Résumé en bref
- Un ministre nigérian souhaite la création d'un nouvel organisme chargé de superviser la réglementation des cryptomonnaies
- Agba affirme que le gouvernement doit envisager de réglementer l'espace
- Le Nigeria détient le plus grand nombre de cryptomonnaies au monde
Bien que les législateurs et les acteurs du marché aient perçu le potentiel des actifs numériques, ils souhaitent la création d'un organisme de réglementation des cryptomonnaies chargé de superviser leurs activités. Cette exigence va à l'encontre des principes fondamentaux des cryptomonnaies, mais les agissements d'acteurs malveillants ont complexifié la situation. Dans une récente interview, Clem Agba, ministre nigérian, a affirmé vouloir que le pays réglemente les activités des traders et les investissements en cryptomonnaies sur l'ensemble de son territoire.
Un ministre nigérian souhaite la création d'une nouvelle organisation pour réglementer le secteur des cryptomonnaies
Cette déclaration du ministre nigérian fait suite à de récentes annonces de la Banque centrale du Nigéria (CBN) interdisant la détention et le commerce d'actifs numériques. En février, la CBN a annoncé que le commerce d'actifs numériques était désormais illégal et que toute personne reconnue coupable serait poursuivie en justice. La banque centrale a même ordonné aux institutions financières de fermer tous les comptes soupçonnés d'avoir effectué des transactions en cryptomonnaies avant même l'entrée en vigueur de l'interdiction.
Cette récente déclaration du ministre nigérian semble critiquer la position de la Banque centrale du Nigeria (CBN), qui l'a exhortée à réglementer ses activités plutôt que d'imposer une interdiction pure et simple. Dans sa déclaration, M. Agba a affirmé que la banque centrale devrait chercher à établir un cadre réglementaire solide au lieu de plonger les investissements liés aux cryptomonnaies dans l'opacité.

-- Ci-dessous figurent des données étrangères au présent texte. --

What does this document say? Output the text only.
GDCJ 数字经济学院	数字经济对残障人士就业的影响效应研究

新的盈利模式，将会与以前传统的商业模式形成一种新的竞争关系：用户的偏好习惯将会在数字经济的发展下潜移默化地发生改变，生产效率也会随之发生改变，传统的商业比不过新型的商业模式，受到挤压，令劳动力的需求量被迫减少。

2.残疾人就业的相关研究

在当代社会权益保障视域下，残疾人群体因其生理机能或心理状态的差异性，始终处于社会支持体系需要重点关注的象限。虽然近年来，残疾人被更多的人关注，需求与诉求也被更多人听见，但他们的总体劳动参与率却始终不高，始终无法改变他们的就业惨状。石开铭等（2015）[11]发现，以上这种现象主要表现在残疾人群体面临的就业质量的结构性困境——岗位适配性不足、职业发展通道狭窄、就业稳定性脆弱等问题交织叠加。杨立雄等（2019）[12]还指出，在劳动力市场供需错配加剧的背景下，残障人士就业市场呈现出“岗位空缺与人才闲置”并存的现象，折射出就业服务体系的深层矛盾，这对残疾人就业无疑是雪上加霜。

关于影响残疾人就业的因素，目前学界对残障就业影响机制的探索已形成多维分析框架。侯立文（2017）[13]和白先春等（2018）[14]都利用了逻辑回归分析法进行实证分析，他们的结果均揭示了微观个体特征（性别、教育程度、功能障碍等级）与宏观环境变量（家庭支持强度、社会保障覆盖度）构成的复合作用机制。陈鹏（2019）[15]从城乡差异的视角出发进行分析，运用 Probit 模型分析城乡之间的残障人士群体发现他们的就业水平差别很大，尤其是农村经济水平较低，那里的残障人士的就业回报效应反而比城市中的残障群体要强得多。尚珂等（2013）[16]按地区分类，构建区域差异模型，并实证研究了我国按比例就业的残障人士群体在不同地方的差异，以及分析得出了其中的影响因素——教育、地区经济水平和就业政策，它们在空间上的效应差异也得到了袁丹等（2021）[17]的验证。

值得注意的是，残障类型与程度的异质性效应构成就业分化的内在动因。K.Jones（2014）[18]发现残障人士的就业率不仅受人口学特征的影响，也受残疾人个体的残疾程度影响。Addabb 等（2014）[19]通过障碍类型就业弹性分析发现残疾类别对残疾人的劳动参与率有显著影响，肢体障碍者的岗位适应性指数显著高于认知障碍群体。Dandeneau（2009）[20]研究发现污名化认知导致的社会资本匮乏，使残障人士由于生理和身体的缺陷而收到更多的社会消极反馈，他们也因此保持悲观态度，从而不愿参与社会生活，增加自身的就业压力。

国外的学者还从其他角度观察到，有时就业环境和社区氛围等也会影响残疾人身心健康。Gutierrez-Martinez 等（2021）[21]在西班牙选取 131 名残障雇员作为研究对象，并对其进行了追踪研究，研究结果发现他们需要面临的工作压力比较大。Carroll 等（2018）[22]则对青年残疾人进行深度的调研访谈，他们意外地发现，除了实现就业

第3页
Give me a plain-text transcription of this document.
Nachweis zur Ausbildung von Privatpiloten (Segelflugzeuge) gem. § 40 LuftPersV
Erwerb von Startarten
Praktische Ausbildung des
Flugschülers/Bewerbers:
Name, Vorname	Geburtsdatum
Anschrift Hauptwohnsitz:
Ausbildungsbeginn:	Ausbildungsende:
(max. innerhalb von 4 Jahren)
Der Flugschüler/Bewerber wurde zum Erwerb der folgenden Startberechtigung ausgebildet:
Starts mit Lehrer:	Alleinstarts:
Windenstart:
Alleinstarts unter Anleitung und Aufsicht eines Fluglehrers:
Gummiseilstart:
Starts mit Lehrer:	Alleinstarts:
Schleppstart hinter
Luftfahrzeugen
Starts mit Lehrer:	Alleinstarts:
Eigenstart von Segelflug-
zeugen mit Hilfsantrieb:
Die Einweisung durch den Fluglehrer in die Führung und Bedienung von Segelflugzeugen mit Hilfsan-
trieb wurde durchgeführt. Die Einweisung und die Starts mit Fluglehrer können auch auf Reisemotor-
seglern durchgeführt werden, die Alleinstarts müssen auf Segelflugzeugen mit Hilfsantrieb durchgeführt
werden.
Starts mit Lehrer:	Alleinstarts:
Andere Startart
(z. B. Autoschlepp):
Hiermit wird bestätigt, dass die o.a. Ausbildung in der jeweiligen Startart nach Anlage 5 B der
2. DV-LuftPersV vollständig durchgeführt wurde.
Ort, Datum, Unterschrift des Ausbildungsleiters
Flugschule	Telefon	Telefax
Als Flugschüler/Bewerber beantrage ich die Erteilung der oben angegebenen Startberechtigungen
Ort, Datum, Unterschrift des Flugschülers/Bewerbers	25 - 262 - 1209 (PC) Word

Le Nigeria voit son taux de détention de cryptomonnaies progresser au niveau mondial
Agba a également remis en question la compétence de la Banque centrale du Nigéria en matière de réglementation des actifs numériques. Dans son interview à Bloomberg, le ministre nigérian a déclaré qu'aucun organisme de réglementation n'est inscrit dans la Constitution pour encadrer les détenteurs et les négociants d'actifs numériques. Il a ajouté que le gouvernement pourrait envisager la création d'un nouvel organisme de réglementation chargé de contrôler les activités du secteur des cryptomonnaies.
Avant le décret de la banque centrale en février, une lutte de pouvoir opposait cette dernière à la Securities and Exchange Commission (SEC) concernant l'organisme chargé de réglementer et de contrôler les transactions et les investissements sur le marché des cryptomonnaies. En septembre 2020, la SEC a publié un document évoquant la possibilité de considérer les actifs numériques tels que Bitcoin comme des valeurs mobilières.
Cependant, suite à l'interdiction prononcée par la Banque centrale du Nigéria (CBN), la Commission des valeurs mobilières (SEC) a annoncé la suspension des documents publiés, redonnant ainsi à la Banque centrale le pouvoir de contrôler les actifs numériques. Le ministre nigérian a également souligné que le gouvernement devait d'abord identifier toutes les prenantes avant de mettre en place une réglementation efficace des cryptomonnaies. Malgré l'interdiction de détenir et d'échanger des actifs numériques, les Nigérians continuent d'en faire commerce, notamment via le marché noir. En octobre, le Nigéria a confirmé sa position de pays comptant le plus grand nombre de détenteurs de cryptomonnaies au monde.